A Saint-Ouen, la "gentrification" n'occulte pas les réalités d'une ville populaire

A Saint-Ouen, la “gentrification” n’occulte pas les réalités d’une ville populaire

A Saint-Ouen, la "gentrification" n'occulte pas les réalités d'une ville populaire 1

Saint-Ouen (Seine-Saint-Denis)
© Ville de Saint-Ouen

Une ville, deux visages. Aux portes de Paris, la ville de Saint-Ouen, dopée par des projets économiques, urbains et sportifs d’envergure, change à cause d’une “forte progression des revenus” d’une partie de ses habitants, selon une récente étude, même si la précarité persiste.

A presque 2 kilomètres au nord de son touristique Marché aux puces, les grues zèbrent le ciel d’automne. Près de la mairie, les travaux du prolongement de la ligne 14 du métro battent leur plein pour combler le retard accumulé en raison de la crise sanitaire.

Un panneau publicitaire l’assure: “en 2020 Mairie de Saint-Ouen – Châtelet en 12 minutes.” La mise en service du nouveau tronçon est prévue en décembre, selon la RATP, avec deux nouvelles stations pour desservir cette ville de quelque 51.000 habitants.

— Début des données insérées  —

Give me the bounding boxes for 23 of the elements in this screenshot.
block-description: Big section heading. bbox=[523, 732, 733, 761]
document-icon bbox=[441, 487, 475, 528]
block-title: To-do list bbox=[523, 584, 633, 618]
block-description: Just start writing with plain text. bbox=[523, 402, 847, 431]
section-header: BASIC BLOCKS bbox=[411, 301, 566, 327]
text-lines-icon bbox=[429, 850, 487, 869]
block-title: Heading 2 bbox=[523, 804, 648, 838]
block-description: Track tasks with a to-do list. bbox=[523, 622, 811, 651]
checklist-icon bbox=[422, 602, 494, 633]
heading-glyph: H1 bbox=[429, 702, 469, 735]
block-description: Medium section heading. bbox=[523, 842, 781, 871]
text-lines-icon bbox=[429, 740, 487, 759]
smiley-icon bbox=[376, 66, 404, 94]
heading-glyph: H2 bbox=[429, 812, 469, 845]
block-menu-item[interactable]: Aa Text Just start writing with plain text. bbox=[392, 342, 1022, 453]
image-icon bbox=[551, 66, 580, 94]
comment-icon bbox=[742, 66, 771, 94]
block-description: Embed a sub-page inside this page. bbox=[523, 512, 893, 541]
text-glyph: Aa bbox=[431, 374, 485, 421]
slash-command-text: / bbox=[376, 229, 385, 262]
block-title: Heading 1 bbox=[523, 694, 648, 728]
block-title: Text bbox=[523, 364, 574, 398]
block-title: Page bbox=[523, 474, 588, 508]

“On espère vraiment que ça va arriver très vite parce que la ligne 13 est toujours bondée”, s’impatiente Sylvie N., 37 ans, qui habite près du futur Village olympique, un autre chantier colossal en vue des JO de 2024.

Mais aux yeux de cette mère de famille, dont seul le mari travaille, ces projets comportent aussi un effet pervers. “Ça rend la vie plus chère, même les logements ça a augmenté, c’est plus difficile pour louer.”

Sur le marché immobilier, les prix sont pourtant près de “deux fois moins” élevés qu’à Paris, remarque Thierry Delesalle, porte-parole de la Chambe des notaires du Grand Paris.

Mais la valeur d’un T2 en appartement ancien a bondi de “52,9% sur les cinq dernières années”, faisant de Saint-Ouen “la commune qui a augmenté le plus en Seine-Saint-Denis”, pointe-t-il, avançant “un effet de report des Parisiens qui cherchent à s’agrandir”, ce qui explique “la gentrification de la petite couronne”.

A l’échelle de la métropole, Saint-Ouen fait partie des quartiers “modestes” qui enregistrent “une forte progression des revenus”, selon une étude parue ce mois-ci et réalisée par l’Atelier parisien d’urbanisme (Apur).

Outre l’immobilier, cet embourgeoisement s’explique par “des projets d’aménagement importants, une amélioration de l’environnement urbain et une bonne desserte en transports en commun”, souligne le rapport.

Il est également lié aux politiques de la ville qui façonnent cet ancien bastion communiste, tombé aux mains de l’UDI en 2014, avant de rebasculer à gauche aux dernières élections municipales.

“Globalement populaires”

“Avant il y avait beaucoup d’usines, d’ouvriers. Maintenant c’est plutôt les bureaux”, constate à proximité du marché du Vieux Saint-Ouen Youssef Belaïd, 78 ans, ancien “métallo” dans une usine automobile de la ville.

En plus des 2 500 salariés du géant ferroviaire Alstom, la ville accueille depuis 2018 le siège du Conseil régional d’Île-de-France, soit environ 1 800 agents, installé dans la ZAC des Docks, nouveau quartier où poussent logements, bureaux et commerces.

Dans les cartons patientent encore le futur campus hospitalo-universitaire Grand Paris Nord ou le futur siège de la Direction générale de la sécurité intérieure (DGSI).

“Ils ont envie de “booste” cette ville, mais il faut bien équilibrer les choses. J’espère surtout que les gens qui habitent ici ne vont pas être obligés de s’éloigner: qu’est ce qu’ils vont devenir ?”, s’interroge Bernadette Duverger, qui travaille à Saint-Ouen mais habite Asnières-sur-Seine, un autre ville francilienne en cours d’embourgeoisement.

Cependant, “la concentration de logements sociaux freine le processus de gentrification” au nord-est de la commune, nuance l’Apur.

Et certains indicateurs montrent une réalité tenace: le taux de pauvreté atteignait ainsi 26% de la population en 2017, selon l’Insee – presque le double de la moyenne nationale.

L’ampleur du trafic de stupéfiants gangrène aussi toujours la ville, conduisant parfois à des règlements de compte. Mi-septembre, deux jeunes de 17 et 25 ans ont été tués dans une fusillade cité Soubise, l’un des quartiers miné par le “deal”.

Ce qui fait conclure à l’Apur que “les quartiers les plus centraux et les plus accessibles” du Grand Paris sont certes marqués par des évolutions dues à l’arrivée de ménages aux revenus plus élevés, mais “dans des communes qui restent globalement populaires.”